A morte do peixe

Há poucos dias, lembrei aqui uma passagem do livro Conversa na Catedral, do peruano e prêmio Nobel de Literatura, Mario Vargas Llosa. O destaque foi para a indagação de um dos personagens, que em determinado trecho do romance pergunta: “Em que ponto o Peru se fodeu?”. Aproveitei a lembrança para fazer uma analogia com a atual situação do Brasil e perguntei quando a mesma coisa aconteceu por aqui. Mas, agora, usando o mesmo mote, quero perguntar: quando o senador Aécio Neves se fodeu? Eu sei.

Hoje, Aécio é um zumbi político, não morreu ainda porque os políticos têm a capacidade de morrer várias vezes e ressuscitar também. Veja o caso do ex-senador Demóstenes Torres, quem diria que ele estaria apto a disputar tão rapidamente as eleições depois de ter sido cassado por seus pares? Quem poderia imaginar que o também senador Collor de Mello depois de impedido voltaria a ter importância política? Aqui cabe um parêntese: usando a mesma régua que os petistas, Collor sofreu um golpe. Fecho o parêntese. É bom destacar que mesmo ressuscitando da morte política, o político renasce mais fraco do que já foi um dia.

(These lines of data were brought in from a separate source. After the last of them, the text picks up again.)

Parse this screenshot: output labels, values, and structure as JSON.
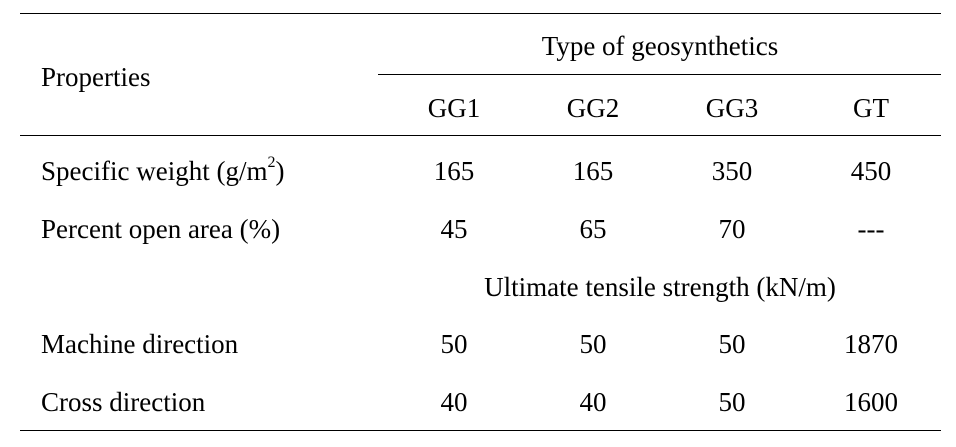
{
  "table": {
    "header": {
      "properties_label": "Properties",
      "group_label": "Type of geosynthetics",
      "columns": [
        "GG1",
        "GG2",
        "GG3",
        "GT"
      ]
    },
    "rows": [
      {
        "label": "Specific weight (g/m",
        "label_superscript": "2",
        "label_suffix": ")",
        "values": [
          "165",
          "165",
          "350",
          "450"
        ]
      },
      {
        "label": "Percent open area (%)",
        "values": [
          "45",
          "65",
          "70",
          "---"
        ]
      }
    ],
    "subheading": "Ultimate tensile strength (kN/m)",
    "strength_rows": [
      {
        "label": "Machine direction",
        "values": [
          "50",
          "50",
          "50",
          "1870"
        ]
      },
      {
        "label": "Cross direction",
        "values": [
          "40",
          "40",
          "50",
          "1600"
        ]
      }
    ]
  }
}
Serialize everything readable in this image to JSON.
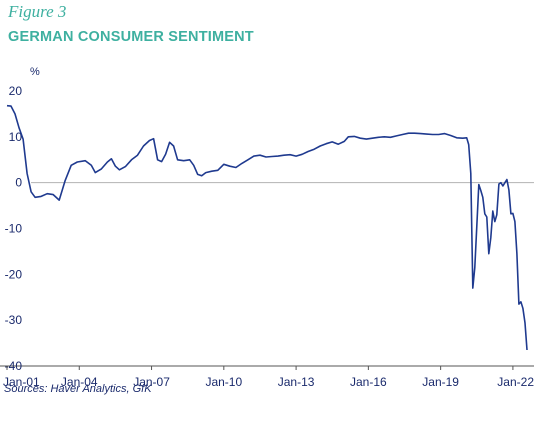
{
  "figure_label": "Figure 3",
  "title": "GERMAN CONSUMER SENTIMENT",
  "source": "Sources: Haver Analytics, GfK",
  "colors": {
    "accent": "#3eb0a0",
    "line": "#1f3a8f",
    "text": "#1a2a6c",
    "zero_line": "#b3b3b3",
    "axis": "#555555"
  },
  "chart_data": {
    "type": "line",
    "title": "GERMAN CONSUMER SENTIMENT",
    "ylabel": "%",
    "xlabel": "",
    "ylim": [
      -40,
      20
    ],
    "yticks": [
      20,
      10,
      0,
      -10,
      -20,
      -30,
      -40
    ],
    "xticks": [
      "Jan-01",
      "Jan-04",
      "Jan-07",
      "Jan-10",
      "Jan-13",
      "Jan-16",
      "Jan-19",
      "Jan-22"
    ],
    "grid": false,
    "legend": "none",
    "series": [
      {
        "values": [
          [
            "2001-01",
            16.8
          ],
          [
            "2001-03",
            16.7
          ],
          [
            "2001-05",
            15.0
          ],
          [
            "2001-07",
            12.0
          ],
          [
            "2001-09",
            9.5
          ],
          [
            "2001-11",
            2.0
          ],
          [
            "2002-01",
            -2.0
          ],
          [
            "2002-03",
            -3.2
          ],
          [
            "2002-06",
            -3.0
          ],
          [
            "2002-09",
            -2.4
          ],
          [
            "2002-12",
            -2.6
          ],
          [
            "2003-03",
            -3.8
          ],
          [
            "2003-06",
            0.5
          ],
          [
            "2003-09",
            3.8
          ],
          [
            "2003-12",
            4.5
          ],
          [
            "2004-04",
            4.8
          ],
          [
            "2004-07",
            3.8
          ],
          [
            "2004-09",
            2.2
          ],
          [
            "2004-12",
            3.0
          ],
          [
            "2005-03",
            4.5
          ],
          [
            "2005-05",
            5.2
          ],
          [
            "2005-07",
            3.6
          ],
          [
            "2005-09",
            2.8
          ],
          [
            "2005-12",
            3.5
          ],
          [
            "2006-03",
            5.0
          ],
          [
            "2006-06",
            6.0
          ],
          [
            "2006-09",
            8.0
          ],
          [
            "2006-12",
            9.2
          ],
          [
            "2007-02",
            9.6
          ],
          [
            "2007-04",
            5.0
          ],
          [
            "2007-06",
            4.6
          ],
          [
            "2007-08",
            6.2
          ],
          [
            "2007-10",
            8.8
          ],
          [
            "2007-12",
            8.0
          ],
          [
            "2008-02",
            5.0
          ],
          [
            "2008-05",
            4.8
          ],
          [
            "2008-08",
            5.0
          ],
          [
            "2008-10",
            3.8
          ],
          [
            "2008-12",
            1.8
          ],
          [
            "2009-02",
            1.5
          ],
          [
            "2009-04",
            2.2
          ],
          [
            "2009-07",
            2.5
          ],
          [
            "2009-10",
            2.7
          ],
          [
            "2010-01",
            4.0
          ],
          [
            "2010-04",
            3.6
          ],
          [
            "2010-07",
            3.3
          ],
          [
            "2010-10",
            4.2
          ],
          [
            "2011-01",
            5.0
          ],
          [
            "2011-04",
            5.8
          ],
          [
            "2011-07",
            6.0
          ],
          [
            "2011-10",
            5.6
          ],
          [
            "2012-01",
            5.7
          ],
          [
            "2012-04",
            5.8
          ],
          [
            "2012-07",
            6.0
          ],
          [
            "2012-10",
            6.1
          ],
          [
            "2013-01",
            5.8
          ],
          [
            "2013-04",
            6.2
          ],
          [
            "2013-07",
            6.8
          ],
          [
            "2013-10",
            7.3
          ],
          [
            "2014-01",
            8.0
          ],
          [
            "2014-04",
            8.5
          ],
          [
            "2014-07",
            8.9
          ],
          [
            "2014-10",
            8.4
          ],
          [
            "2015-01",
            9.0
          ],
          [
            "2015-03",
            10.0
          ],
          [
            "2015-06",
            10.1
          ],
          [
            "2015-09",
            9.7
          ],
          [
            "2015-12",
            9.5
          ],
          [
            "2016-03",
            9.7
          ],
          [
            "2016-06",
            9.9
          ],
          [
            "2016-09",
            10.0
          ],
          [
            "2016-12",
            9.9
          ],
          [
            "2017-03",
            10.2
          ],
          [
            "2017-06",
            10.5
          ],
          [
            "2017-09",
            10.8
          ],
          [
            "2017-12",
            10.8
          ],
          [
            "2018-03",
            10.7
          ],
          [
            "2018-06",
            10.6
          ],
          [
            "2018-09",
            10.5
          ],
          [
            "2018-12",
            10.5
          ],
          [
            "2019-03",
            10.7
          ],
          [
            "2019-06",
            10.3
          ],
          [
            "2019-09",
            9.8
          ],
          [
            "2019-12",
            9.7
          ],
          [
            "2020-02",
            9.8
          ],
          [
            "2020-03",
            8.3
          ],
          [
            "2020-04",
            2.0
          ],
          [
            "2020-05",
            -23.0
          ],
          [
            "2020-06",
            -18.5
          ],
          [
            "2020-07",
            -9.5
          ],
          [
            "2020-08",
            -0.4
          ],
          [
            "2020-09",
            -1.7
          ],
          [
            "2020-10",
            -3.2
          ],
          [
            "2020-11",
            -6.8
          ],
          [
            "2020-12",
            -7.5
          ],
          [
            "2021-01",
            -15.5
          ],
          [
            "2021-02",
            -12.0
          ],
          [
            "2021-03",
            -6.2
          ],
          [
            "2021-04",
            -8.5
          ],
          [
            "2021-05",
            -7.0
          ],
          [
            "2021-06",
            -0.3
          ],
          [
            "2021-07",
            0.0
          ],
          [
            "2021-08",
            -0.7
          ],
          [
            "2021-09",
            0.0
          ],
          [
            "2021-10",
            0.7
          ],
          [
            "2021-11",
            -1.6
          ],
          [
            "2021-12",
            -6.8
          ],
          [
            "2022-01",
            -6.7
          ],
          [
            "2022-02",
            -8.5
          ],
          [
            "2022-03",
            -15.5
          ],
          [
            "2022-04",
            -26.5
          ],
          [
            "2022-05",
            -26.0
          ],
          [
            "2022-06",
            -27.4
          ],
          [
            "2022-07",
            -30.6
          ],
          [
            "2022-08",
            -36.5
          ]
        ]
      }
    ]
  }
}
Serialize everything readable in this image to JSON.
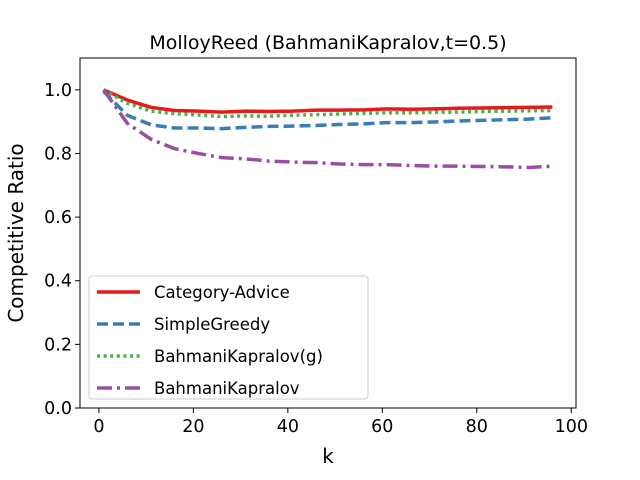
{
  "chart_data": {
    "type": "line",
    "title": "MolloyReed (BahmaniKapralov,t=0.5)",
    "xlabel": "k",
    "ylabel": "Competitive Ratio",
    "xlim": [
      -4,
      101
    ],
    "ylim": [
      0.0,
      1.1
    ],
    "xticks": [
      "0",
      "20",
      "40",
      "60",
      "80",
      "100"
    ],
    "yticks": [
      "0.0",
      "0.2",
      "0.4",
      "0.6",
      "0.8",
      "1.0"
    ],
    "grid": false,
    "legend_position": "lower-left",
    "x": [
      1,
      6,
      11,
      16,
      21,
      26,
      31,
      36,
      41,
      46,
      51,
      56,
      61,
      66,
      71,
      76,
      81,
      86,
      91,
      96
    ],
    "series": [
      {
        "name": "Category-Advice",
        "color": "#e41a1c",
        "style": "solid",
        "values": [
          1.0,
          0.968,
          0.945,
          0.935,
          0.933,
          0.93,
          0.933,
          0.932,
          0.933,
          0.936,
          0.936,
          0.937,
          0.94,
          0.939,
          0.94,
          0.942,
          0.943,
          0.944,
          0.945,
          0.946
        ]
      },
      {
        "name": "SimpleGreedy",
        "color": "#377eb8",
        "style": "dashed",
        "values": [
          0.995,
          0.92,
          0.89,
          0.88,
          0.88,
          0.878,
          0.882,
          0.885,
          0.886,
          0.888,
          0.891,
          0.893,
          0.897,
          0.897,
          0.899,
          0.902,
          0.904,
          0.906,
          0.908,
          0.912
        ]
      },
      {
        "name": "BahmaniKapralov(g)",
        "color": "#4daf4a",
        "style": "dotted",
        "values": [
          1.0,
          0.958,
          0.933,
          0.925,
          0.921,
          0.916,
          0.918,
          0.917,
          0.92,
          0.922,
          0.924,
          0.926,
          0.928,
          0.928,
          0.929,
          0.93,
          0.932,
          0.933,
          0.934,
          0.935
        ]
      },
      {
        "name": "BahmaniKapralov",
        "color": "#984ea3",
        "style": "dashdot",
        "values": [
          1.0,
          0.895,
          0.845,
          0.815,
          0.8,
          0.787,
          0.783,
          0.776,
          0.773,
          0.771,
          0.767,
          0.765,
          0.765,
          0.762,
          0.76,
          0.76,
          0.759,
          0.758,
          0.756,
          0.76
        ]
      }
    ]
  }
}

Então, vamos tentar encontrar o exato momento em que o Aécio morreu pela primeira vez, ou se fodeu. Foi no dia 24 de março de 2017, no Hotel Unique, em São Paulo. O empresário e corruptor-geral da República, Joesley Batista, gravou 30 minutos de conversa entre os dois. O diálogo é de ruborizar flor de urucum e já foi amplamente divulgado. O ainda senador alega que foi vítima de uma arapuca e se defende utilizando estratégias propostas por bons advogados. Como o Direito é uma ciência humana, ele pode até escapar ou protelar por muito tempo uma condenação. Mas não há dúvida: se fodeu.

Criado para ser presidente da República, Aécio caminhou nos trilhos dos trens mineiros e preparou direito sua ascensão para se tornar um político nacional. Disputou as eleições presidenciais contra uma candidata fraquíssima, que contava, porém, com uma estrutura de marketing gigantesca, dinheiro a rodo -agora sabemos como foi arrecadado – e utilizou a máquina governamental sem nenhum pudor. Aécio perdeu ganhando. Num exercício de futurologia, seria o candidato mais forte à Presidência da República nas próximas eleições. Superando o próprio Lula. Mas a roda da história girou de outra maneira, e o mineiro que gosta de mar morreu pela boca.

Na disputa, Aécio conseguiu atrair muita gente, não por ser um líder, mas por representar o antipetismo. Atraiu quem votou por eliminação. Restava então preservar esses votos e confirmar ser um candidato capaz e viável. O diálogo gravado revelou o caráter que o político escondia. O polimento anterior, a educação, a maneira correta de se expressar foram para o espaço. Surgiu ali, em todo o seu esplendor, um jeito acanalhado de falar e se comportar. Tisnou definitivamente sua imagem. Não há mais como recompor com esse eleitorado que conquistou por eliminação. Ninguém chorou por ele, ninguém acampou por ele. Virou um moribundo político a vagar por aí. Se fodeu.

Acampamento

É inacreditável que, em pleno século XXI, a gente ainda assista a cenas de fanatismo político que lembram os grandes caudilhos, os populistas, os ditadores sanguinários de um extremo ao outro, além de os ridículos tiranos. Mesmo que seja forjada, a histeria mostra como ainda engatinhamos politicamente. A história nunca nos ensinou porque existe a necessidade de haver sempre um guia imortal. Os portugueses nos legaram o sebastianismo, tá certo, mas o fanatismo obtuso não tem pai, nem mãe.